You say tomato, I say false advertising?

V8 says its tomato-based juice is 100 percent vegetable. But aren’t tomatoes fruits?

Consumer News

You say tomato, I say false advertising?

Tomatoes are red, juicy, delicious, a deterrent for bad comedians, and the base for a number of sauces, soups, and juices. Yet for all their uses, an age-old question still lingers over the tomato: Are they fruits or vegetables? Specifically, truthinadvertising.org reader Linda F. wants to know whether V8’s advertising holds up for its 100 percent vegetable juices that contain tomatoes.

What’s a vegetable?

In botanical terms, Linda F. has a point. Fruits are the ripened ovaries and seeds of a flowering plant, and tomatoes are therefore fruits in the strictest sense. But culinarily speaking, tomatoes are lower in sugar than most fruits, are closely related to potatoes and eggplants, and are prepared by cooking and boiling as vegetables often are. As such, they’re often grouped with vegetables.

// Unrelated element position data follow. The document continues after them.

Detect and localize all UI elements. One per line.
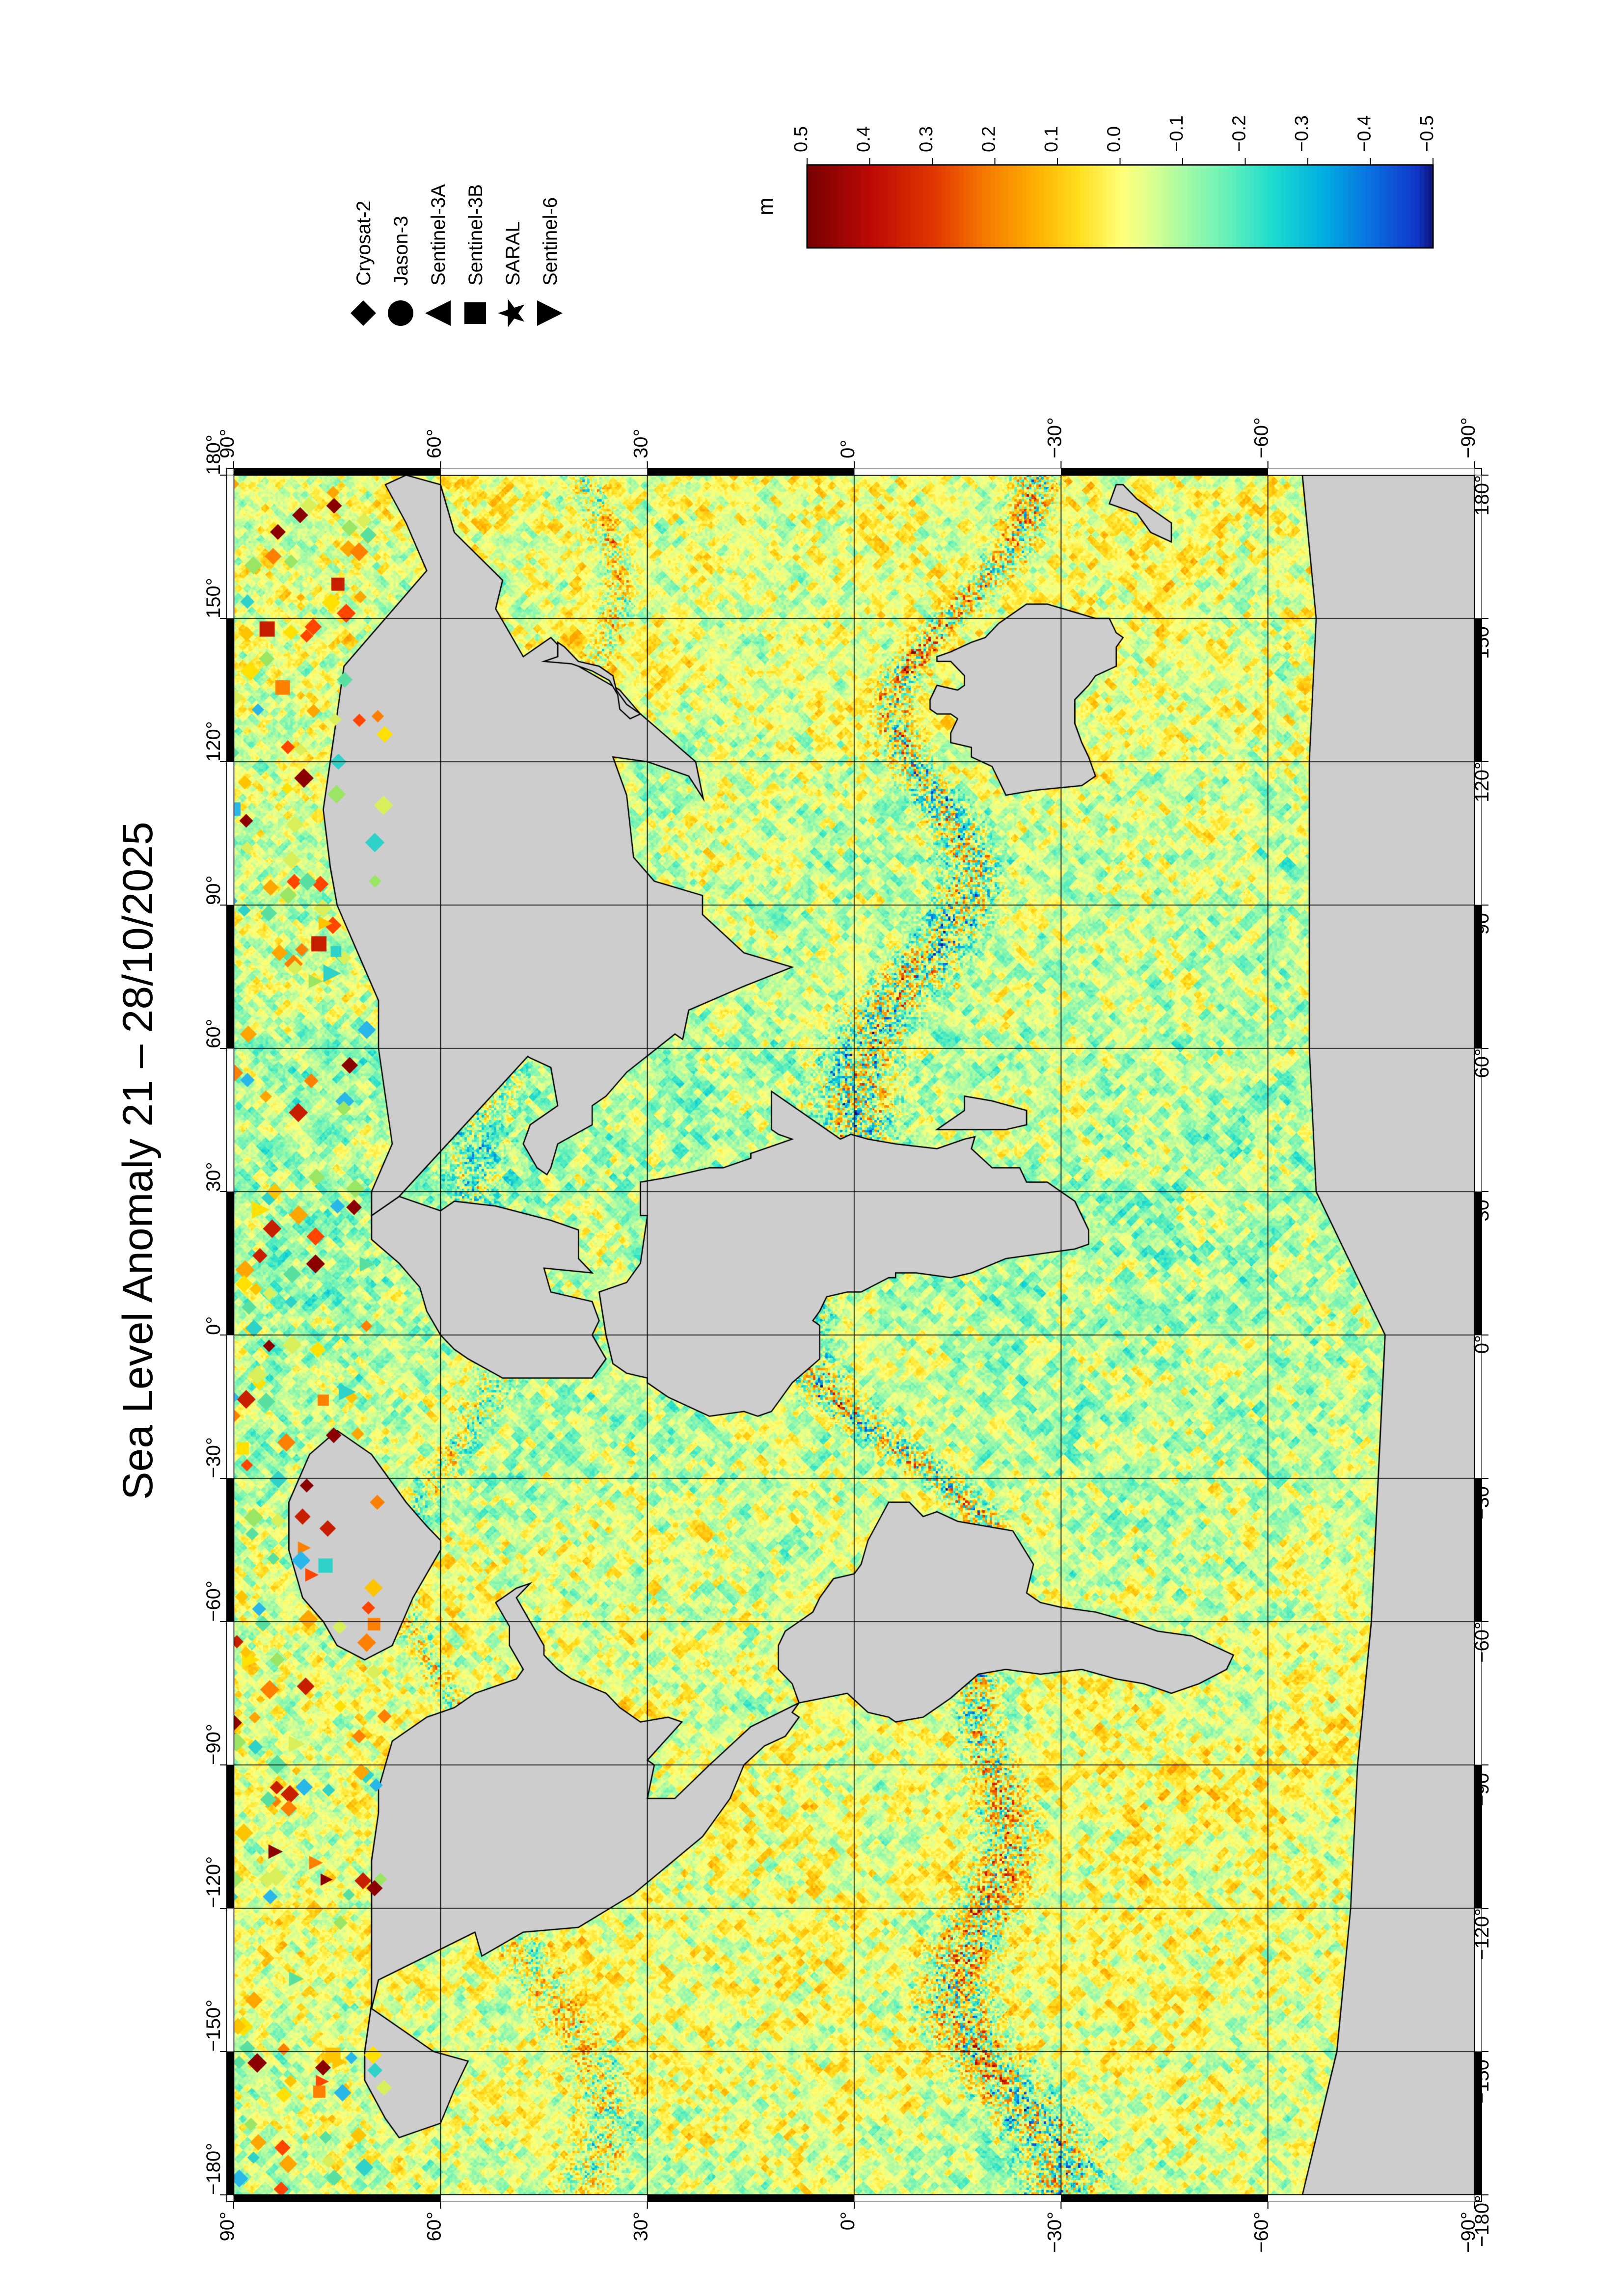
svg-text:90°: 90° [203,876,224,906]
svg-text:−0.4: −0.4 [1354,115,1375,152]
svg-text:150°: 150° [203,578,224,618]
svg-text:180°: 180° [1471,475,1493,516]
svg-text:0.4: 0.4 [854,126,874,152]
svg-text:0.5: 0.5 [791,126,812,152]
svg-text:120°: 120° [203,721,224,762]
svg-text:−180°: −180° [203,2143,224,2195]
svg-text:Sea Level Anomaly 21 – 28/10/2: Sea Level Anomaly 21 – 28/10/2025 [114,822,162,1500]
svg-text:SARAL: SARAL [502,221,524,286]
svg-text:−60°: −60° [1251,417,1272,458]
svg-text:−0.3: −0.3 [1292,115,1312,152]
svg-text:0.0: 0.0 [1104,126,1125,152]
svg-text:Sentinel‑3A: Sentinel‑3A [428,184,449,286]
svg-text:90°: 90° [216,429,238,459]
svg-text:−90°: −90° [1458,2212,1479,2253]
svg-text:0.3: 0.3 [916,126,937,152]
svg-text:−0.2: −0.2 [1229,115,1250,152]
svg-text:90°: 90° [1471,905,1493,935]
svg-text:60°: 60° [423,2212,445,2242]
svg-text:−150°: −150° [1471,2052,1493,2104]
svg-text:−30°: −30° [1044,417,1065,458]
svg-text:−0.5: −0.5 [1417,115,1437,152]
svg-text:0°: 0° [837,440,859,458]
svg-text:Jason‑3: Jason‑3 [390,216,412,286]
svg-text:60°: 60° [203,1019,224,1049]
svg-text:−30°: −30° [1044,2212,1065,2253]
svg-text:0.1: 0.1 [1041,126,1062,152]
svg-text:30°: 30° [630,429,652,459]
svg-text:−90°: −90° [203,1724,224,1765]
svg-text:Cryosat‑2: Cryosat‑2 [353,201,375,286]
svg-text:0°: 0° [1471,1335,1493,1354]
svg-text:0°: 0° [837,2212,859,2230]
svg-text:−90°: −90° [1458,417,1479,458]
svg-text:m: m [754,197,778,215]
svg-text:−60°: −60° [203,1580,224,1622]
svg-text:60°: 60° [423,429,445,459]
svg-text:0°: 0° [203,1316,224,1335]
svg-text:−0.1: −0.1 [1166,115,1187,152]
svg-text:30°: 30° [630,2212,652,2242]
svg-text:−60°: −60° [1251,2212,1272,2253]
svg-text:Sentinel‑6: Sentinel‑6 [540,197,561,286]
svg-text:−60°: −60° [1471,1622,1493,1663]
svg-text:−120°: −120° [1471,1908,1493,1960]
svg-text:90°: 90° [216,2212,238,2242]
svg-text:−120°: −120° [203,1856,224,1908]
svg-text:−150°: −150° [203,2000,224,2052]
svg-text:−30°: −30° [1471,1478,1493,1520]
svg-text:60°: 60° [1471,1048,1493,1078]
svg-text:0.2: 0.2 [979,126,1000,152]
svg-text:150°: 150° [1471,618,1493,659]
svg-text:−30°: −30° [203,1437,224,1478]
svg-text:−90°: −90° [1471,1765,1493,1806]
svg-text:120°: 120° [1471,762,1493,802]
svg-text:30°: 30° [203,1162,224,1192]
svg-text:Sentinel‑3B: Sentinel‑3B [465,184,487,286]
svg-text:30°: 30° [1471,1192,1493,1222]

The issue reached the U.S. Supreme Court in the 1800s after a tariff act had declared the tomato a vegetable, making the distinction a financially important one to importers bringing tomatoes into the United States. A produce importer in New York who had to pay taxes on his tomatoes sued, arguing that tomatoes were fruits and thus should not be subject to the tariff. Justice Horace Gray wrote in the 1893 Nix v. Hedden Supreme Court decision:

“Botanically speaking, tomatoes are the fruit of a vine, just as are cucumbers, squashes, beans, and peas. But in the common language of the people, whether sellers or consumers of provisions, all these are vegetables …”

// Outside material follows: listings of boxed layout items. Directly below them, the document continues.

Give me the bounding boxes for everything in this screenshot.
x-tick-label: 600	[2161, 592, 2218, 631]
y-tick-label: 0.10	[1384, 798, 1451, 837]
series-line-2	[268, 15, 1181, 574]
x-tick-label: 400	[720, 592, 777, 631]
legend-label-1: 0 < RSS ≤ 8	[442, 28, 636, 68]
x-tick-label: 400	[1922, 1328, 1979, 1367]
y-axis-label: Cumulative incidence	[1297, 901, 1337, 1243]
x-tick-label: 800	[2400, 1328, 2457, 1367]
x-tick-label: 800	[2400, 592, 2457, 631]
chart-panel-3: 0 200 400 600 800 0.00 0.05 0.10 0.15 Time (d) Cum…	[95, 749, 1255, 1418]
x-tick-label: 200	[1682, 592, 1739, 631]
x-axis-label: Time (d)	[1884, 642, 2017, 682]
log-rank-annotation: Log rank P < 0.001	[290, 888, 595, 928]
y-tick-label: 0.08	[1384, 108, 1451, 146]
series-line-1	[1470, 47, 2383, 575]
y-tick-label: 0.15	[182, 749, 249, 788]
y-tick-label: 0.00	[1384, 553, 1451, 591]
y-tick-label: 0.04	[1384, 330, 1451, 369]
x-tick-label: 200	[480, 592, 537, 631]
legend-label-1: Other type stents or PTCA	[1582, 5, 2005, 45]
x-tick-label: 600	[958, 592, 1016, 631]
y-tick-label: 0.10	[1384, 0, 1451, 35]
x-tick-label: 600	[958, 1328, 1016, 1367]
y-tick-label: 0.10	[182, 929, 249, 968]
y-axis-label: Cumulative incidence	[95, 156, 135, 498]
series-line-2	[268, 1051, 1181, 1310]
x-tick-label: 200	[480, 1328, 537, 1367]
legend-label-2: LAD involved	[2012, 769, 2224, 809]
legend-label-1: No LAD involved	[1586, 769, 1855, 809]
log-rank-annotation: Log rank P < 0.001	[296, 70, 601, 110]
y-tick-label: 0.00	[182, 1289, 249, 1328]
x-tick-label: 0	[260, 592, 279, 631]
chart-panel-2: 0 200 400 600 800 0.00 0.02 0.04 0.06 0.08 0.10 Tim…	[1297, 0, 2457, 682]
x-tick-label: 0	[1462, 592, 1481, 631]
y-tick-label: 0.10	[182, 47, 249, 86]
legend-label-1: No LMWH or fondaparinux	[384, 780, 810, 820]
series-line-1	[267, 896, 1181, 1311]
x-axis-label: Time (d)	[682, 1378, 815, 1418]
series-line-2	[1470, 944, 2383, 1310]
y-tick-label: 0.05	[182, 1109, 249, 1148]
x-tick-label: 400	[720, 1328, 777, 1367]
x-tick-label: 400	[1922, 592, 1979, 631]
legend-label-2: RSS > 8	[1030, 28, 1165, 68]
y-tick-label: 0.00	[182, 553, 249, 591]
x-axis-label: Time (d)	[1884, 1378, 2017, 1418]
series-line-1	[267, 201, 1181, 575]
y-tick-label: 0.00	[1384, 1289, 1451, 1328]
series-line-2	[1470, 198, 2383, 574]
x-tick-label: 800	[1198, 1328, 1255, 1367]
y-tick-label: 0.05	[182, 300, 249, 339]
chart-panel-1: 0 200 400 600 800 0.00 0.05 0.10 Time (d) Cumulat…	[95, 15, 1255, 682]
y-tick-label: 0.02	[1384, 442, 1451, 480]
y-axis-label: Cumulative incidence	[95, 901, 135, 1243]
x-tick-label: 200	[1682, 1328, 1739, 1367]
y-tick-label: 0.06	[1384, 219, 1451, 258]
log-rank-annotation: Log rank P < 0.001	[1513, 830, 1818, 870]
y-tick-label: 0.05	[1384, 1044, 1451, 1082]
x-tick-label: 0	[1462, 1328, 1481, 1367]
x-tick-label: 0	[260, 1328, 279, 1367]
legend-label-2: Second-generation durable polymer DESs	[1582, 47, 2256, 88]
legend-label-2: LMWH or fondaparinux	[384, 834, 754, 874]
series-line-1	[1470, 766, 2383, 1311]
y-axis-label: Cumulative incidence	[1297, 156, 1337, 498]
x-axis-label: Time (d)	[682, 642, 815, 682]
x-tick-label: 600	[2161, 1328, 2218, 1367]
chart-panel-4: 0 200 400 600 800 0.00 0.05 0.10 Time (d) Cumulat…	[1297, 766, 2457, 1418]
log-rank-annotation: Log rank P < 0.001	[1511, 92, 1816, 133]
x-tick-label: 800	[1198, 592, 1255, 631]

So while tomatoes are botanically fruits, they were legally declared vegetables, at least in the United States and for the purposes of tariffs. The Nix v. Heddon decision is still occasionally cited today.

Condiment controversy

But even government can’t keep the fruit-or-vegetable distinction straight for tomatoes and tomato products. In the 1980s, President Ronald Reagan lobbied to classify ketchup and other condiments as a vegetable so they would meet the vegetable serving requirements for school lunch programs facing budget cuts. He lost. But under current rules, tomato paste used on a slice of pizza qualifies as a serving of vegetables.

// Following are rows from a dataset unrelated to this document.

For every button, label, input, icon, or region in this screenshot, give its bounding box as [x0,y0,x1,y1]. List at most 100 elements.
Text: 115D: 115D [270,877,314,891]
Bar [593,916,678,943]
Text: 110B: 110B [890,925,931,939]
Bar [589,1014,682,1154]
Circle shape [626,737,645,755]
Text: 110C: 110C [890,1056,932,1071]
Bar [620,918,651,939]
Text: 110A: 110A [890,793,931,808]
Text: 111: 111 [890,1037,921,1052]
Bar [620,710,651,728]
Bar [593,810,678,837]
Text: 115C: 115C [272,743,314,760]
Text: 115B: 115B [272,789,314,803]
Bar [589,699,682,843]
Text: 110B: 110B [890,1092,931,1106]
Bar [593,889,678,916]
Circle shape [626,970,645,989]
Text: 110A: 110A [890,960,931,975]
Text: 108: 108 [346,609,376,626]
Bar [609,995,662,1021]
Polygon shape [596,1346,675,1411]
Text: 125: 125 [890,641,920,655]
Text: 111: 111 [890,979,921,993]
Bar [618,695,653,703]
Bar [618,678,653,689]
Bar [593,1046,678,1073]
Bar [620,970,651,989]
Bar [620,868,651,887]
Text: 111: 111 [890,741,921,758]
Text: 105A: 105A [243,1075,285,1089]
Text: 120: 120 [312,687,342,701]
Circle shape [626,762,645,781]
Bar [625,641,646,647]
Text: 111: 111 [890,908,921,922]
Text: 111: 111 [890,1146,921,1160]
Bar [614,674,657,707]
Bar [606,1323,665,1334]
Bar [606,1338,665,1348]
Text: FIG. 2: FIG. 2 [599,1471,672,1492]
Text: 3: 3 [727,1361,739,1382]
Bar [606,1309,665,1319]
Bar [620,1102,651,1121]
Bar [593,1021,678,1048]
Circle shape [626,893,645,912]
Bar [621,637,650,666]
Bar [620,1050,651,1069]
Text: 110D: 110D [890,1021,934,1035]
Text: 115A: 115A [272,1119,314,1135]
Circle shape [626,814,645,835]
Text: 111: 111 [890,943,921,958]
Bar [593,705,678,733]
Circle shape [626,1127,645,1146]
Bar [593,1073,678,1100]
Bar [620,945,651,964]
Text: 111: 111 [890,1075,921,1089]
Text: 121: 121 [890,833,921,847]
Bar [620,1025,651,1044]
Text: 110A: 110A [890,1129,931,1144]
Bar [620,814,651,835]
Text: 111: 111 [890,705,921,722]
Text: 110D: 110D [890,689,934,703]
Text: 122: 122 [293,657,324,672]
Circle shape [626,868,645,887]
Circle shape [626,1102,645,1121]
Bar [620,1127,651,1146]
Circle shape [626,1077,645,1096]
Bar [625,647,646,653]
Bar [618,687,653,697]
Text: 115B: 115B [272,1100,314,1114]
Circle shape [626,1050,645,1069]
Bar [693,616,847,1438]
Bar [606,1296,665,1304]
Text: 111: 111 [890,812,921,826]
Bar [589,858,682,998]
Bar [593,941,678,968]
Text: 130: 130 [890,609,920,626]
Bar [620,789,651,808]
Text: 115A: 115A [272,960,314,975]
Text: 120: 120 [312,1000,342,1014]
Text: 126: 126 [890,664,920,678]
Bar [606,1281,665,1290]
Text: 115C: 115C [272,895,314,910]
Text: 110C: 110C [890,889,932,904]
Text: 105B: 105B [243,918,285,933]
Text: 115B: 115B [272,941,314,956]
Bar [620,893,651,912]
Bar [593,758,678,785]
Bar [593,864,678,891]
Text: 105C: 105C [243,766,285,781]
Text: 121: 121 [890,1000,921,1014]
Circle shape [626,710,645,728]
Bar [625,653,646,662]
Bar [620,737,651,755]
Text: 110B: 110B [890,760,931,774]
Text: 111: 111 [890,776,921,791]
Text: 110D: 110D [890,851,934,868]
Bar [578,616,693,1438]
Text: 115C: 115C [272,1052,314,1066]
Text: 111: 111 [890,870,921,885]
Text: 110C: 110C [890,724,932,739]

Even the states disagree with one another and even themselves. The tomato is the state vegetable of New Jersey. It is also the state fruit of both Ohio and Tennessee. It is both the state fruit and the state vegetable of Arkansas.

And even dictionaries still disagree, some listing tomatoes as an example of a vegetable.

V8: Vegetable or fruit juice?

So while there is a botanical argument against labeling products containing tomatoes as 100-percent vegetable, V8’s probably in the clear. Tomato, tomato, as they say.